Before you can buy a tire, you need to know exactly which size your vehicle takes. There are three reliable ways to find this out, and they should all agree. If they don't, something has been changed on your car.
Method 1 — Read your current sidewall
The fastest way. Walk out to your car, look at any one of the tires currently on it, and read the size string off the sidewall. It will look something like P225/45R17 92H. Write it down exactly.
Caveat: this only works if the previous owner — or you — didn't put non-standard tires on the car. About one in eight used vehicles we see has been fitted with a size the factory never installed.
Method 2 — Driver's door jamb sticker
Open the driver's door and look at the edge of the door or the door jamb. Almost every car sold in the U.S. since 2003 has a yellow-and-white sticker that lists the original equipment (OE) tire size and the correct cold inflation pressure. This is the factory-recommended size. If your sidewall and the door sticker disagree, the door sticker wins.

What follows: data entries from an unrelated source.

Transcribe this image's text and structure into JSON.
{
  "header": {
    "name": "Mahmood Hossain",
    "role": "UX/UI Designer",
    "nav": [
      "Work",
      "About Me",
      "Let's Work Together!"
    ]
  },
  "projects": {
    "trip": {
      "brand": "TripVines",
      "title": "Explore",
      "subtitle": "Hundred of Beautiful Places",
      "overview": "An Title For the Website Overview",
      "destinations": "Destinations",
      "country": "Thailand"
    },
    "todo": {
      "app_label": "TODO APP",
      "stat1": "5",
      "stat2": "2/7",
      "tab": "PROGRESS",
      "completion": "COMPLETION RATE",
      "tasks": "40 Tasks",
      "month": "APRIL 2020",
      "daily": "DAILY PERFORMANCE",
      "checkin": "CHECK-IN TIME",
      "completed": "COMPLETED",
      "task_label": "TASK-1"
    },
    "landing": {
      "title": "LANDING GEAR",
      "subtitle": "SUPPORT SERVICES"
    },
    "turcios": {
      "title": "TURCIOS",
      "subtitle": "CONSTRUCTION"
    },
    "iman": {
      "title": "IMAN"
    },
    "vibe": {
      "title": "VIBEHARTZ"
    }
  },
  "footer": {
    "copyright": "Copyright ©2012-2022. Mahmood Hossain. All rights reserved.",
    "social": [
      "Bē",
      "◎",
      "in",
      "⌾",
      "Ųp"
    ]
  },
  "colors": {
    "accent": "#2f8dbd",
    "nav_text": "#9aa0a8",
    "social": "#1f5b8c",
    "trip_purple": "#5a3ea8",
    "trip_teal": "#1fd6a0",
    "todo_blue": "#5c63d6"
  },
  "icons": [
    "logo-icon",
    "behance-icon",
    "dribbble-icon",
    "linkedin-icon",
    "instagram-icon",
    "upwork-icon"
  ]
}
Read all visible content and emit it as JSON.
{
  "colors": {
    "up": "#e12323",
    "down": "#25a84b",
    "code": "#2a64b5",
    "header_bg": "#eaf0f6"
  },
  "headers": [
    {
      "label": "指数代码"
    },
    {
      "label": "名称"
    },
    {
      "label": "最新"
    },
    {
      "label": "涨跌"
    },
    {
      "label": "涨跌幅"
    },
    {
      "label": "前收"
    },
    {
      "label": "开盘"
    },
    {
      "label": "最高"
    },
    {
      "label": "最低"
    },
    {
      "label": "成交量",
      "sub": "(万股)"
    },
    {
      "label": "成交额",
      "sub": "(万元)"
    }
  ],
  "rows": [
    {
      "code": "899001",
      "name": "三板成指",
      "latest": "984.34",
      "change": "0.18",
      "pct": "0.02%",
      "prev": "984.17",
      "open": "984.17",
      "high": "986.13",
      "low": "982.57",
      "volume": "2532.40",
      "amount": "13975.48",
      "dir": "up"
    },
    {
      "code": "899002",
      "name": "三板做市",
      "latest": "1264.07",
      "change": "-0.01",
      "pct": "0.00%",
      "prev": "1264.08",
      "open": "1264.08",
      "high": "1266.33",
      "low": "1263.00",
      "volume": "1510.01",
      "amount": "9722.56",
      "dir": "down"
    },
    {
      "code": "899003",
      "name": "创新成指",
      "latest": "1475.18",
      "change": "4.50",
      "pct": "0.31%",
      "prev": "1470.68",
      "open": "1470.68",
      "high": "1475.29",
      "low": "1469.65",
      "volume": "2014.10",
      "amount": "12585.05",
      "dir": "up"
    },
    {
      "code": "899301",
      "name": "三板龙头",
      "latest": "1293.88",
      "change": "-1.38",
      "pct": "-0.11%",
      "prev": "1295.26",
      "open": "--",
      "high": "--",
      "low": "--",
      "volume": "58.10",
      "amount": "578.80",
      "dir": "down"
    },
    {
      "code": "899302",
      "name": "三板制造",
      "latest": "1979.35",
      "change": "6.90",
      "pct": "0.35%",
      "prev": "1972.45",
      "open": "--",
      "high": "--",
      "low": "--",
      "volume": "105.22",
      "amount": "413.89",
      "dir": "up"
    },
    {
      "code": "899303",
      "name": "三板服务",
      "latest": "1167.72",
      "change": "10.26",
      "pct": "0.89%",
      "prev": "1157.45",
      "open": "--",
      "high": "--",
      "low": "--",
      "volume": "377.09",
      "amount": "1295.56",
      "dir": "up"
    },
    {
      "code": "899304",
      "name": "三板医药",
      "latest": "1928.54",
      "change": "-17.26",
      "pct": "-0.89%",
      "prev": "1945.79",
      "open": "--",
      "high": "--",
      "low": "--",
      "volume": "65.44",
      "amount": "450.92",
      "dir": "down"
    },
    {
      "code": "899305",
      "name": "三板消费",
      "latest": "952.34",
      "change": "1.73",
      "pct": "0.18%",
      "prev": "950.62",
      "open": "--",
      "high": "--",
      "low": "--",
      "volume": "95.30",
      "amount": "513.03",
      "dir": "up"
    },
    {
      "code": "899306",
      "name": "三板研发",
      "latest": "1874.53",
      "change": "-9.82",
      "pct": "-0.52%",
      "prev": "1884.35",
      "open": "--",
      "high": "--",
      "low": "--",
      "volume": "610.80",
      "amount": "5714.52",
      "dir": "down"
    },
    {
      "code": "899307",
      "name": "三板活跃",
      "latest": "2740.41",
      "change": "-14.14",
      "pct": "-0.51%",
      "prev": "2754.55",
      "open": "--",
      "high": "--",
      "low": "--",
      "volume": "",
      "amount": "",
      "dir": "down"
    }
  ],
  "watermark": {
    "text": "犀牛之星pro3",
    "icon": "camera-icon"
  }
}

Method 3 — Year / make / model lookup
If you don't have the car in front of you, every reputable tire retailer has a vehicle lookup that will tell you which sizes are correct for your trim. This matters because base trims and sport trims of the same car often take different sizes.
Reading the size string
A size like 225/45R17 92H decodes as: 225 millimeters wide; aspect ratio of 45 (sidewall is 45% of width); R for radial construction; 17-inch wheel diameter; load index 92; speed rating H. All of these matter and you should replace with the same numbers — though the load index and speed rating can usually go up, never down.
Can I change sizes?
Yes, within limits. You can run a tire whose overall diameter is within 3% of the original, with the same load rating or higher. This is called a 'plus' or 'minus' size. Go too far and your speedometer reads incorrectly, your ABS gets confused, and you may rub the fender on a turn.